Few people have had to go through what Whitney Billings has. To lose a baby via miscarriage is a truly heartbreaking thing, but to lose seven? I can’t even imagine the pain.
I’ve got friends who have miscarried before, so I know just how much of a devastating impact it can have on someone’s life.
When Whitney Billings and her husband Justin celebrated their eighth wedding anniversary, they decided it was time to expand their little family. They had two children already – one 4-year-old girl and one 2-year-old boy – so Whitney would have been forgiven for thinking a third would be a relatively straight forward affair.
It wasn’t. In fact, Whitney and Justin were stepping onto a path that would lead to multiple heartbreaks.
The mom, from California, experienced her first miscarriage around the same time she had her IUD removed.
Little did she know it was the first of many. Whitney would go on to have seven “angel babies” in total.
The news often came for Whitney between five and eight weeks. She explained on her blog, Billings Clan: “I felt empty inside. I remember reaching out to some girlfriends. To my surprise, their reaction wasn’t what I was hoping for. I left feeling more empty and unsupported.”
The horrible trend continued, even as Whitney tried to hide her pain by hosting baby showers for her sister, who was pregnant with twins, and close friends who were also expecting.
“Even though I post a lot of pictures, I also don’t share a lot about myself, personal struggles, or anytime I have lost and grieved a baby,” she wrote. “I’m more the type to suffer in silence. Somehow it made me feel more normal. Or maybe I was just burying all the pain, hoping it would go away.”
Making matters worse, Whitney works a professional photographer, meaning she often worked in newborn and maternity sessions straight after miscarrying her own babies.
“I was bottling up the deepest depression inside. Holding it all in just to keep my professional status. Unfortunately, [it] didn’t matter what I did,” she said.
Perhaps the most difficult thing to deal with, however, was the lack of information. Despite repeated doctors’ appointments and blood tests that came back without issue, Billings suffered six miscarriages within the same year.
“Some reason people liked to remind us what we already had, when they would find out about us losing a baby. ‘Oh well you already have a boy and a girl, so you will be ok,’” she said.
“These comments were hurtful to us, and so many more comments that were made that aren’t even worth mentioning.”
Then, one day, Whitney fell pregnant again. Her bump began to grow and her baby seemed to be doing perfectly fine. No sooner had she felt the first kick than did she bring her mom and then-three-year-old to a sonogram because she was allowing herself to get excited.
Only for the technician to utter a heartbreaking sentence: “There’s no baby in there. I’m not getting anything and definitely no heartbeat.”
“I lay there frozen,” Whitney recalls. “My body didn’t move and all I heard was my little 3-year-old saying, ‘Where’s the baby mama?’ I didn’t believe it. I couldn’t believe this!” she wrote. “All I remember saying is, ‘No, I felt the baby kick’ and she replies with, ‘No you didn’t that’s impossible. There’s no baby there…’ I just picked up my stuff and left. Straight walked out. AND YES I did feel that baby move! Who was she to tell my body what I did or didn’t!?”
Whitney and Justin’s 10-year anniversary came around and they were still working to expand their family. After seven miscarriages, they decided to go down a different route: fostering.
To celebrate their milestone, Whitney knew she wanted one thing more than any other: photos. She wanted to honor every single angel baby she’d lost along the way.
“I’m grateful for every single contraction I felt, the pain my body had to endure, the blood that left my body, and the emptiness I felt because it reminds me that our baby was real. I carried that sweet baby, and I knew him. I felt him kick, I talked to him, his siblings talked to him and every single day that I was pregnant and nauseous was all worth it.”
Whitney’s close friend, Emily Grace, is a professional photographer too, and was able to capture a series of photos that pay homage to Whitney, Justin, and the seven babies she lost.

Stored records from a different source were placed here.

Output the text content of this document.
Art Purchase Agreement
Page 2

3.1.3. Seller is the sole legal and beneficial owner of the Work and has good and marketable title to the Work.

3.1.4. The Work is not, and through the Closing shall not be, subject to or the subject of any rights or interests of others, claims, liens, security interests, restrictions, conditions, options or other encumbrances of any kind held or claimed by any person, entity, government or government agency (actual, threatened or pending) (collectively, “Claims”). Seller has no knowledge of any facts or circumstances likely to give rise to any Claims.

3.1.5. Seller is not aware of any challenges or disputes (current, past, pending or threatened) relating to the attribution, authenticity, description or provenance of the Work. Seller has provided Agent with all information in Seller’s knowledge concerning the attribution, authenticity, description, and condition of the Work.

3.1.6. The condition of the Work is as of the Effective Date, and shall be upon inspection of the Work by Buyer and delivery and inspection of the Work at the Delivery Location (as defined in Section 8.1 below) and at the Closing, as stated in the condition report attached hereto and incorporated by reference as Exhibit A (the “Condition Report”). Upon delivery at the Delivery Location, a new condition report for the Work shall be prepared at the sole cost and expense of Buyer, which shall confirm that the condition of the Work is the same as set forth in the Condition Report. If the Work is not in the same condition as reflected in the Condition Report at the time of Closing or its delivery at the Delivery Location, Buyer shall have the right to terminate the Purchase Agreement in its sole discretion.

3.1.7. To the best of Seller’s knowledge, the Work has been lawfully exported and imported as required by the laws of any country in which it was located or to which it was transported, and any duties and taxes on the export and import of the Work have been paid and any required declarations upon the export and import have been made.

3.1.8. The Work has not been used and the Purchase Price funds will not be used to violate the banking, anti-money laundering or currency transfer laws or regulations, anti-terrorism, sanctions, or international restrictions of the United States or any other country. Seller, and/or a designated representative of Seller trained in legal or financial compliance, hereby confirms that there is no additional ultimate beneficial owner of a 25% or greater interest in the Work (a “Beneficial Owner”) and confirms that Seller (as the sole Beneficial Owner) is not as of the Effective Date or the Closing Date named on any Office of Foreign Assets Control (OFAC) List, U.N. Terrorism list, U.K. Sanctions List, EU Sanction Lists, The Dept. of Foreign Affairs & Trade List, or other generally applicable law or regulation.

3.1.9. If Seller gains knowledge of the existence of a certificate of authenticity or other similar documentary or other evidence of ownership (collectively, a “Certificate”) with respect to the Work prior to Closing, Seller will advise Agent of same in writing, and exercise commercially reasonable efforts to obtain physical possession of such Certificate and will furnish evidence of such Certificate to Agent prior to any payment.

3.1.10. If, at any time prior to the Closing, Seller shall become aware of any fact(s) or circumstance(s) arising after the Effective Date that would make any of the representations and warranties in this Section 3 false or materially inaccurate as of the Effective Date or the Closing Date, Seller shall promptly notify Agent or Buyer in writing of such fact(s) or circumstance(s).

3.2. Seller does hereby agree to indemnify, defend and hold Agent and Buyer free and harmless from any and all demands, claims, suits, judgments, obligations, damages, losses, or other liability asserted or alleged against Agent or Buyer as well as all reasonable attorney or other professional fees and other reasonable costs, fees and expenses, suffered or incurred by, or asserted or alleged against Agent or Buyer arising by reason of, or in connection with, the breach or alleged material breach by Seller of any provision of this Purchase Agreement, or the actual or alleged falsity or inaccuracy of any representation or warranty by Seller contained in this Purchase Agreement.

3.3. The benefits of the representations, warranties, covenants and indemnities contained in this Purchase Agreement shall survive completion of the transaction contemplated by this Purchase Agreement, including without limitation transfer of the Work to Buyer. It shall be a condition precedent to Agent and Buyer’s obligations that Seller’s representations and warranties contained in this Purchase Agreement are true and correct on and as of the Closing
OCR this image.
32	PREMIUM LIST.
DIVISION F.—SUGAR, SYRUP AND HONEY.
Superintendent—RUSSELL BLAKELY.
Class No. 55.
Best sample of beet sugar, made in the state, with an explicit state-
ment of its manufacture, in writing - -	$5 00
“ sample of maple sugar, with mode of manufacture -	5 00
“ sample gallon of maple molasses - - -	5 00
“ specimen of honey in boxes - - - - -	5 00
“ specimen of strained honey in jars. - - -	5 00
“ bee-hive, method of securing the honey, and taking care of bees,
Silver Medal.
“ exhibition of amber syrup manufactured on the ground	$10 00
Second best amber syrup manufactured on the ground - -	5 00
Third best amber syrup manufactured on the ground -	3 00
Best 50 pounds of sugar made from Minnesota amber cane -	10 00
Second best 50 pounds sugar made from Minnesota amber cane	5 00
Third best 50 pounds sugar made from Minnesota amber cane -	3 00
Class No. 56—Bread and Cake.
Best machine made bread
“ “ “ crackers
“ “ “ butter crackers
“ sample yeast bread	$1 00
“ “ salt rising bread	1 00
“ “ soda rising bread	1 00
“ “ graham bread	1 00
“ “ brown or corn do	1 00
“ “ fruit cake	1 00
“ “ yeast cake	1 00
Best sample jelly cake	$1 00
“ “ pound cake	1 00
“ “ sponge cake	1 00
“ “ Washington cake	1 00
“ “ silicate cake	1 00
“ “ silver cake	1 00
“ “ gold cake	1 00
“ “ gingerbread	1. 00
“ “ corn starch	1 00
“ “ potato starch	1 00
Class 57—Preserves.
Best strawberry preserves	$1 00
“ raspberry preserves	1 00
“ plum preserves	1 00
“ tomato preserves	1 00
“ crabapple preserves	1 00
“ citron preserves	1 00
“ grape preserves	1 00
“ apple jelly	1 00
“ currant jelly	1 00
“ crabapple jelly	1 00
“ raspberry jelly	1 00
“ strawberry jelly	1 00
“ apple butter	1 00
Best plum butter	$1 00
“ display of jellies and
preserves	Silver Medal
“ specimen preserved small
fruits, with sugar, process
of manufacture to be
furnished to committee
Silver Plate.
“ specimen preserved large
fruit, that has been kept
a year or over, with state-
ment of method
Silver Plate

“I want people to know that being a mom of angel babies means my babies DID EXIST and they are real!” Whitney said, as per CafeMom.
“People have said, ‘Oh well you were only pregnant for six weeks, so it’s not really like a loss.’ THIS IS WRONG. No matter how far along you are, 6 weeks, 12 weeks, 27 weeks, that’s a little person you created living in your body. THEY ARE REAL!”
Whitney, you sure are one brave woman! I don’t know how you managed to keep going after everything you’ve been through.
We’re sending our well wishes to the Billings family.